Scientists harness a super assassin gene for new cancer treatment
Patients with Huntington’s disease, a fatal genetic illness that causes the breakdown of nerve cells in the brain, have up to 80 percent less cancer than the general population.
Northwestern Medicine scientists have discovered why Huntington’s is so toxic to cancer cells and harnessed it for a novel approach to treat cancer, according to a new study published in the journal EMBO Reports.
Huntington’s is caused by an over abundance of a certain type of repeating RNA sequences in one gene, huntingtin, present in every cell. The defect that causes the disease also is highly toxic to tumor cells. These repeating sequences – in the form of so-called small interfering RNAs — attack genes in the cell that are critical for survival. Nerve cells in the brain are vulnerable to this form of cell death, however, cancer cells appear to be much more susceptible.
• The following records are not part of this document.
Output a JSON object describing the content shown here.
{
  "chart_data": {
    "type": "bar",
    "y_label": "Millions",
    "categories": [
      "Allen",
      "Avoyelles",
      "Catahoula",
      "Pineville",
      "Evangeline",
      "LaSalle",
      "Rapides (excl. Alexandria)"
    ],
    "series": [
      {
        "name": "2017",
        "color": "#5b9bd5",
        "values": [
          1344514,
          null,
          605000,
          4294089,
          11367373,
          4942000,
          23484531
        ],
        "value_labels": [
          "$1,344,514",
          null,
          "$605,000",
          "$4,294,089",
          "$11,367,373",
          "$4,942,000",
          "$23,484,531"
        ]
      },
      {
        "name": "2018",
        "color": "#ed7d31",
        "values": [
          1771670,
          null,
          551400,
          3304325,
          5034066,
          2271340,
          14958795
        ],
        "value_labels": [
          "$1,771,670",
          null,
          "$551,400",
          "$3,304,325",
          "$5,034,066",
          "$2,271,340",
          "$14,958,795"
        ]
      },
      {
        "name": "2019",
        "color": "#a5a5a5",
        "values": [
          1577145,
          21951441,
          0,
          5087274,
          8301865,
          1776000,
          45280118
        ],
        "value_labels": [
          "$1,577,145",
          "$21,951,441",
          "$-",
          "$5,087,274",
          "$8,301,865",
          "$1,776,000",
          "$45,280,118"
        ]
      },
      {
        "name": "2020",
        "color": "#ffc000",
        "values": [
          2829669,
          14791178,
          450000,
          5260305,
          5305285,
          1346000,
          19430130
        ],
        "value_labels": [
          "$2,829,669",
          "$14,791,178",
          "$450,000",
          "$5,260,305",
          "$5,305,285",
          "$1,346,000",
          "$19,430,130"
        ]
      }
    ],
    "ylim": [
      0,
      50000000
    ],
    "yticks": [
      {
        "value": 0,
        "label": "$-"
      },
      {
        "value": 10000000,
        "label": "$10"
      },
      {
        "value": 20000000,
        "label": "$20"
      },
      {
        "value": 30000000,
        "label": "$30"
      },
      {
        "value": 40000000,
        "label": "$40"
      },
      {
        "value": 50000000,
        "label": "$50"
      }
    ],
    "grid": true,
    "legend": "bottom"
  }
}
“This molecule is a super assassin against all tumor cells,” said senior author Marcus Peter, PhD, the Tom D. Spies Professor of Cancer Metabolism and of Medicine in the Division of Hematology and Oncology. “We’ve never seen anything this powerful.”
Peter is also leader of the Translational Research in Solid Tumors Program at the Robert H. Lurie Comprehensive Cancer Center of Northwestern University.
Huntington’s disease deteriorates a person’s physical and mental abilities during their prime working years and has no cure.
To test the super assassin molecule in a treatment situation, Peter collaborated with C. Shad Thaxton, ’04 MD, ’07 PhD, associate professor of Urology, to deliver the molecule in nanoparticles to mice with human ovarian cancer. The treatment significantly reduced the tumor growth with no toxicity to the mice, Peter said. Importantly, the tumors did not develop resistance to this form of cancer treatment.
Peter and Thaxton are now refining the delivery method to increase its efficacy in reaching the tumor. The other challenge for the scientists is figuring out how to stabilize the nanoparticles, so they can be stored.
First and co-corresponding author Andrea Murmann, PhD, research assistant professor of Medicine in the Division of Hematology and Oncology, also used the molecule to treat human and mouse ovarian, breast, prostate, liver, brain, lung, skin and colon cancer cell lines. The molecule killed all cancer cells in both species.
The Huntington’s cancer weapon was discovered by Murmann, who had worked with Peter on previous studies that identified an ancient kill-switch present in all cells that destroys cancer.
“I thought maybe there is a situation where this kill switch is overactive in certain people, and where it could cause loss of tissues,” Murmann said. “These patients would not only have a disease with an RNA component, but they also had to have less cancer.”
She started searching for diseases that have a lower rate of cancer and had a suspected contribution of RNA to disease pathology. Huntington’s was the most prominent.
When she looked at the repeating sequences in huntingtin, the gene that causes the disease, she saw a similar composition to the earlier kill switch Peter had found. Both were rich in the C and G nucleotides (molecules that form the building blocks of DNA and RNA).
“Toxicity goes together with C and G richness,” Murmann said. “Those similarities triggered our curiosity.”
In the case of people who have Huntington’s, the gene huntingtin has too many repeating sequences of the triplet sequence CAG. The longer the repeating sequence, the earlier they will develop the disease.
“We believe a short-term treatment cancer therapy for a few weeks might be possible, where we could treat a patient to kill the cancer cells without causing the neurological issues that Huntington’s patients suffer from,” Peter said. Huntington’s patients have a lifetime exposure to these toxic RNA sequences, but generally don’t develop symptoms of the disease until age 40, he noted.
Every child of a parent with Huntington’s has 50/50 chance of carrying the faulty gene. Today there are approximately 30,000 symptomatic Americans and more than 200,000 at-risk of inheriting the disease.
The research was supported in part by funding from the National Institutes of Health/National Cancer Institute grant R35CA197450 and The Northwestern University Feinberg School of Medicine Developmental Therapeutic Institute.